On 4/17/19 12:49 AM, Pradeep wrote:
On 4/11/19, Frank Filz <ffilzlnx(a)mindspring.com> wrote:
>> From: Daniel Gryniewicz [mailto:dang@redhat.com]
>> Sent: Thursday, April 11, 2019 5:28 AM
>>
>> Okay, I misunderstood the situation. That fix won't work, because
>> mdcache_lru_unref_chunk() takes the qlane lock, and it also takes the
>> content
>> lock, which must be taken before the qlane lock.
>>
>> The problem here is that the parent has a pointer to the chunk and a ref
>> on it,
>> and the chunk has a pointer to the parent but no ref on it.

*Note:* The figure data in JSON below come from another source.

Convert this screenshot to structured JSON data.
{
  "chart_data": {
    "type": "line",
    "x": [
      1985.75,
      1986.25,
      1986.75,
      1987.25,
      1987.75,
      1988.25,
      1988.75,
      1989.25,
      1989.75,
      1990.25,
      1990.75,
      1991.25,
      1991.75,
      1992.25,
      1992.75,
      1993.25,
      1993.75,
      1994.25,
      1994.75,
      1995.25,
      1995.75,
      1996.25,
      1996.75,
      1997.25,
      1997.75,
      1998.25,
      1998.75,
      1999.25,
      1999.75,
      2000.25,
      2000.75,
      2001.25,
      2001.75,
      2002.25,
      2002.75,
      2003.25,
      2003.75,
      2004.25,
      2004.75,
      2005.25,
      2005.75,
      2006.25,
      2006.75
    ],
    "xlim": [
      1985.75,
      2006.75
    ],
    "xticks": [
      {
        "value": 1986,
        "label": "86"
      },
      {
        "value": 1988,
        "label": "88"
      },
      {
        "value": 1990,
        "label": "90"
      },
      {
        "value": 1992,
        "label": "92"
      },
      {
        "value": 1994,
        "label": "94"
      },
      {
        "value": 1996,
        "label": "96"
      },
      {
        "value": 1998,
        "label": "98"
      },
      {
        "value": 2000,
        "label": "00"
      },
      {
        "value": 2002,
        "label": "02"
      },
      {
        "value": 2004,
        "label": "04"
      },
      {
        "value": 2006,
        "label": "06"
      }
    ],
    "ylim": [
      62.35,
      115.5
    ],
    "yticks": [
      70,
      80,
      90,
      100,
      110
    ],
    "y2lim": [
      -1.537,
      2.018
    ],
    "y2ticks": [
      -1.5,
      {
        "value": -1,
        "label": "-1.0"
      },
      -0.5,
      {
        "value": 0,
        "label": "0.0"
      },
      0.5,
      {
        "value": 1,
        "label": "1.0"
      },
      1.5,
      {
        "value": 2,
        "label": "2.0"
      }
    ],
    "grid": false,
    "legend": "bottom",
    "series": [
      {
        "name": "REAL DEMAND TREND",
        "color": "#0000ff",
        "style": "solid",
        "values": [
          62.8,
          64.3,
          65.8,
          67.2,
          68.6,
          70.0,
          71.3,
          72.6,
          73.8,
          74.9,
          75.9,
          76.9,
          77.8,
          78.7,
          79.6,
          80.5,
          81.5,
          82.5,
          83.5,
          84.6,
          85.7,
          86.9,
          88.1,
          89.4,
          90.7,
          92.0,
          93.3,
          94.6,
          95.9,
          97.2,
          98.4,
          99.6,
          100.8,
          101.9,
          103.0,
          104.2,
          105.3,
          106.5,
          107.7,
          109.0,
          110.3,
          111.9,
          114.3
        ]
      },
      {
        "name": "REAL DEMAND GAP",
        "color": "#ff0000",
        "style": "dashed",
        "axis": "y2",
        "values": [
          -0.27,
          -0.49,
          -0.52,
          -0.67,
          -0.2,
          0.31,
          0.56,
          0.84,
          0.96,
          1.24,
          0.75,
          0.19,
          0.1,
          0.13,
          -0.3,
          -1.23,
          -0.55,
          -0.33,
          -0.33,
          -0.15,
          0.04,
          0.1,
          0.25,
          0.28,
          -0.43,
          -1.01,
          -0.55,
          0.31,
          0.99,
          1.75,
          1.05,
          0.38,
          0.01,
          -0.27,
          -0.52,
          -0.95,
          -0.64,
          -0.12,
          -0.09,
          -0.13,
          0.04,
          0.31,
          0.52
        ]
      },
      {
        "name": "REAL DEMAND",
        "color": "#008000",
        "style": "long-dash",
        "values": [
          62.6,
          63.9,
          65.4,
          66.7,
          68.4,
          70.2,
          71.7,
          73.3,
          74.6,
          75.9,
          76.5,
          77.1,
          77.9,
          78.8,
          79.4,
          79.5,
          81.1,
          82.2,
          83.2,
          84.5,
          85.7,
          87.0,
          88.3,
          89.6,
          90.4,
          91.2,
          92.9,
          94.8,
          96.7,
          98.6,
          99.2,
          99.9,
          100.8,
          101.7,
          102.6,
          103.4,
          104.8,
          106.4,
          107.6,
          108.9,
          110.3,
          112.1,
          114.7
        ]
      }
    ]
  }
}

>> This means that the parent refcount can go to zero while the chunk has a
>> pointer. I think we need to force remove all the chunks when we recycle
>> the
>> parent, and null out the parent pointer in the chunk as well. We'll have
>> to audit
>> all the uses of the parent pointer and make sure the call path has a ref
>> to the
>> parent, or that it can handle a null parent pointer.
Hi Daniel,
By force cleaning, did you have something like this in mind?
https://review.gerrithub.io/c/ffilz/nfs-ganesha/+/451311/1/src/FSAL/Stack...
I was thinking something more like this:
https://paste.fedoraproject.org/paste/2CJh-0heaj-nQQeb7Ou5KQ
Your solution may work; but it worries me to add an unbounded loop into
the mix, especially since this involves multiple locks.
Note, I haven't fully audited all the callpaths to make sure that they
can handle parent being NULL. I believe all the ones that can't have a
ref on parent, so it should be okay.
Daniel